In summary, the paper has explored the situation associated with infection control in the context of nephrostomy based on evidence from the Agency for Healthcare Research and Quality (AHRQ) and given respective recommendations. The critical problem of infection management is principally conditioned by both the fast spread of HAIs in hospital settings and the quality of bacteria to acquire resistance to specific antibiotics. The primary barriers are related to the lack of healthcare providers’ competence to ensure compliance with precaution infection measures, resulting in adverse consequences for patients and nation safety overall. In this regard, different healthcare organizations, including the AHRQ, developed guidelines and programs facilitating adequate antibiotic use in long-term acute ambulatory care conditions by advancing the appropriate antibiotic stewardship.

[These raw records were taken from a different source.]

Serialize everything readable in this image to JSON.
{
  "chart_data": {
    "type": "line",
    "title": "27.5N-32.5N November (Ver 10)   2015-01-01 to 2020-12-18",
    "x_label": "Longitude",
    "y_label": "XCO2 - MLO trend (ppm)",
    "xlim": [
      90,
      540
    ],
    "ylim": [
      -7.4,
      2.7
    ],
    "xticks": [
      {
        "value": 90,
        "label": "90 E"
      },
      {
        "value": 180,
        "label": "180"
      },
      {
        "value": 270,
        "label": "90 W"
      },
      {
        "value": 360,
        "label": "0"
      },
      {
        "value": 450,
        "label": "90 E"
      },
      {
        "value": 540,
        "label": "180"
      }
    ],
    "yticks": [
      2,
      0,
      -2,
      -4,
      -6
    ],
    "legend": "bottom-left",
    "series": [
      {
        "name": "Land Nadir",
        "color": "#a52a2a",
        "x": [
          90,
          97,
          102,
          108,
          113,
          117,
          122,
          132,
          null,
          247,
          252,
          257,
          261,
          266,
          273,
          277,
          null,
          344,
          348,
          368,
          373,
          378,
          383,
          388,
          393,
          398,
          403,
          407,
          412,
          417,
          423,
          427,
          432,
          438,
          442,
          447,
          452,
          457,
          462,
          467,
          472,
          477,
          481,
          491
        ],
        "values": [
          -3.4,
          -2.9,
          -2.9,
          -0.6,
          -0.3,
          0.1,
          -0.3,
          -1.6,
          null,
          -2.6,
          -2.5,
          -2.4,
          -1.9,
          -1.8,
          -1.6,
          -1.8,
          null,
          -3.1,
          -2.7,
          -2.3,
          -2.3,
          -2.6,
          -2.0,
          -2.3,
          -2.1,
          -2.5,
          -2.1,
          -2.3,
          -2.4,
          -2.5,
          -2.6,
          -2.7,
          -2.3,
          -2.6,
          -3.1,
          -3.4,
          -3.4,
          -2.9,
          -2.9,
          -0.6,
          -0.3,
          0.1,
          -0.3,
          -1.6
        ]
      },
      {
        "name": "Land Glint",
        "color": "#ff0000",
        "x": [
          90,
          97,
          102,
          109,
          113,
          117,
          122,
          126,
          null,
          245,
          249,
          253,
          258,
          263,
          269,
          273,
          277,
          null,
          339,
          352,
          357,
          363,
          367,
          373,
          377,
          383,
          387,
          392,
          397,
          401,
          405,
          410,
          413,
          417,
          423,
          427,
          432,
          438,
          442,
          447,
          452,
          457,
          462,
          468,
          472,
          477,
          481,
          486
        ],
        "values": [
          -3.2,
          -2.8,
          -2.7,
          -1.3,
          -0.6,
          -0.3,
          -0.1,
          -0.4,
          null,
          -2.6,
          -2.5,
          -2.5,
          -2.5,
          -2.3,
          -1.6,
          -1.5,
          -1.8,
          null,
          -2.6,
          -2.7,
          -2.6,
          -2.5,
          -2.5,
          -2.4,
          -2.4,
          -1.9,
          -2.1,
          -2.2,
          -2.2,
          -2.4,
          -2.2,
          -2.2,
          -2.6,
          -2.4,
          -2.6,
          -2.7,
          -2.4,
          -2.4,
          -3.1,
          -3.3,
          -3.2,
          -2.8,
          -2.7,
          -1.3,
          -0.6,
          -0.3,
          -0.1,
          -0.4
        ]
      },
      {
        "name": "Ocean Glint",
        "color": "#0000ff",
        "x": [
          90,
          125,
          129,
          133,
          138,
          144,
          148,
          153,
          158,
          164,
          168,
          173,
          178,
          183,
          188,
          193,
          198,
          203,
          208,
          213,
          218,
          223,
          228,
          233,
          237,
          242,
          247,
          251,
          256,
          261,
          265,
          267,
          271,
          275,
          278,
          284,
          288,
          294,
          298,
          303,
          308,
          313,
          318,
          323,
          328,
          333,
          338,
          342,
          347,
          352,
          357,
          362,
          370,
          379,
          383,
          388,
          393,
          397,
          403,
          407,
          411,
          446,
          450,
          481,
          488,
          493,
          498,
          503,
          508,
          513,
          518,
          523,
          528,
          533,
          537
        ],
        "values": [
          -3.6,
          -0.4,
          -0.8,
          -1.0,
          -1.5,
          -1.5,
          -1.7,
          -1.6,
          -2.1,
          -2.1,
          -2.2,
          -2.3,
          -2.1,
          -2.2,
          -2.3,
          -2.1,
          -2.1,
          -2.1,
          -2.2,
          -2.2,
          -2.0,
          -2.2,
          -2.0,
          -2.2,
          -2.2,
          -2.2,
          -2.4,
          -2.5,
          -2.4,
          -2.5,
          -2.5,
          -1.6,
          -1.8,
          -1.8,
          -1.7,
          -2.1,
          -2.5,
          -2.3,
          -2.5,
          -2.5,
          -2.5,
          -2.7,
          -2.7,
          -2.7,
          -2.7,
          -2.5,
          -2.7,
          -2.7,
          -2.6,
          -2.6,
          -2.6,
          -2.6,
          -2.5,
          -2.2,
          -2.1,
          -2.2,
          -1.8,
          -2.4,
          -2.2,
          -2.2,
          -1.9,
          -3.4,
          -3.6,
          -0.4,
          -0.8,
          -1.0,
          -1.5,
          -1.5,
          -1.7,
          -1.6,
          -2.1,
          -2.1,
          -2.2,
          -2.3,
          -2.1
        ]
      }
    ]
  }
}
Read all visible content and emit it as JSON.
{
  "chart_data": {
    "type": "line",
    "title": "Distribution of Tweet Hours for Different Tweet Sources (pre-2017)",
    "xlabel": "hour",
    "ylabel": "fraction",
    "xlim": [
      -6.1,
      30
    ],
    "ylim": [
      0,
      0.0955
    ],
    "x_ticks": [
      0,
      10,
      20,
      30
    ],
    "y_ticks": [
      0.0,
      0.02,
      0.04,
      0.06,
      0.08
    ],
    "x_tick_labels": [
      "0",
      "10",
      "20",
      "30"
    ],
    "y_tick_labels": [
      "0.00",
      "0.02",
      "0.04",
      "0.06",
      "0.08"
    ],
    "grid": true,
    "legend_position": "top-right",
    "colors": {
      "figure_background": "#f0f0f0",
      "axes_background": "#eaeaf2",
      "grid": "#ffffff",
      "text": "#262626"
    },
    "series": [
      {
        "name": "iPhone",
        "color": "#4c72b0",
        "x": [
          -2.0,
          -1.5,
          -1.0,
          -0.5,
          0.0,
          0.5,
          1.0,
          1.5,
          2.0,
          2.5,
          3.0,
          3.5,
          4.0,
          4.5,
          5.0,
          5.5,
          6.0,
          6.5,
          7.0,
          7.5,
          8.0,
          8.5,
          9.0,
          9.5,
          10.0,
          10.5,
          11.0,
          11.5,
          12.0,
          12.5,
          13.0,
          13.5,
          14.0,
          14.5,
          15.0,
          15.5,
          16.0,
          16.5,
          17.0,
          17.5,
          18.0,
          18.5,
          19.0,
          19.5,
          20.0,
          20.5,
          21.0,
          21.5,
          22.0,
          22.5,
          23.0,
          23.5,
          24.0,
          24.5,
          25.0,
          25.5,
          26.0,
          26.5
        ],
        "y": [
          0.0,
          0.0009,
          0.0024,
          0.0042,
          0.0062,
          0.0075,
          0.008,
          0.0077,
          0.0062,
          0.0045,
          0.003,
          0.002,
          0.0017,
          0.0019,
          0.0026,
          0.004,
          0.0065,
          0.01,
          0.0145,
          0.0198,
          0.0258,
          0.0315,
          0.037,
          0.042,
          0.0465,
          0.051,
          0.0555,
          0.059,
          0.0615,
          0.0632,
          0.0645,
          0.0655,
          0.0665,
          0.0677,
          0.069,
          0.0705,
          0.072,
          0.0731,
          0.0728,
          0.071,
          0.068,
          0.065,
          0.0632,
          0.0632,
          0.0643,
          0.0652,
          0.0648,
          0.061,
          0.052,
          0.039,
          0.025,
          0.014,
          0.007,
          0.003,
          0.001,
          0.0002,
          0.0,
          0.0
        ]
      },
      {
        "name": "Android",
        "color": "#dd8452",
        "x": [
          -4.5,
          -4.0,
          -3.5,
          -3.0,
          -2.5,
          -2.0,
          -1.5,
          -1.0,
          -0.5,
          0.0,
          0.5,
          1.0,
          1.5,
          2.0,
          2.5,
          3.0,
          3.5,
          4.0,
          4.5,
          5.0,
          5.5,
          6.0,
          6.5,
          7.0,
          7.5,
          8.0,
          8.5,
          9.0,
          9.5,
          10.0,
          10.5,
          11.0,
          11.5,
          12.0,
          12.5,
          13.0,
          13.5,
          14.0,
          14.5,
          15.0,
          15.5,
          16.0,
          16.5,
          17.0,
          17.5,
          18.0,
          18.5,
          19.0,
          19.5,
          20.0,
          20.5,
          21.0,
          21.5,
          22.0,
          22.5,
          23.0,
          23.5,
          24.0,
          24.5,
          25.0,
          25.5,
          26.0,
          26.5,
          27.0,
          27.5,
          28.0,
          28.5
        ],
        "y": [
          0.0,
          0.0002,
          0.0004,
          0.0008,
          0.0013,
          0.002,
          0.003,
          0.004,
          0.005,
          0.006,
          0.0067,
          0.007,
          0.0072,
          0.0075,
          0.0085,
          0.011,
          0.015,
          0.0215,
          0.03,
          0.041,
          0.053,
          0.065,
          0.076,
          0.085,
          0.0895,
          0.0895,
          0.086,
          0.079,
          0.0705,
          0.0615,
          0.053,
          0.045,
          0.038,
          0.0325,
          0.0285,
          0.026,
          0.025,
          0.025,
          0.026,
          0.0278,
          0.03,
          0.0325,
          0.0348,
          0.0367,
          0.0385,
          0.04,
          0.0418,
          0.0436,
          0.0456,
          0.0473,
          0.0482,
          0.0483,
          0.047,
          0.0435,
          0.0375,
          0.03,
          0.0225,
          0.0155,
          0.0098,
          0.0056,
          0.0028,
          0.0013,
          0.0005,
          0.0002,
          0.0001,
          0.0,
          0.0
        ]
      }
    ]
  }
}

AHRQ safety program for improving antibiotic use. (2017). Agency for Healthcare Research and Quality. Web.
Antibiotic stewardship toolkits. (2019). Agency for Healthcare Research and Quality. Web.
Babcock, H. M., & Fraser, V. J. (2003). Inappropriate antibiotic use. Agency for Healthcare Web.
Eliminating CAUTI: Interim data report. (2013). Agency for Healthcare Research and Quality. Web.
Hugonnet, S., Chevrolet, J. C., & Pittet, D. (2007). The effect of workload on infection risk in critically ill patients. Critical Care Medicine, 35(1), 76–81.
Making health care safer: Protect patients from antibiotic resistance (2016). The Centers for Disease Control and Prevention. Web.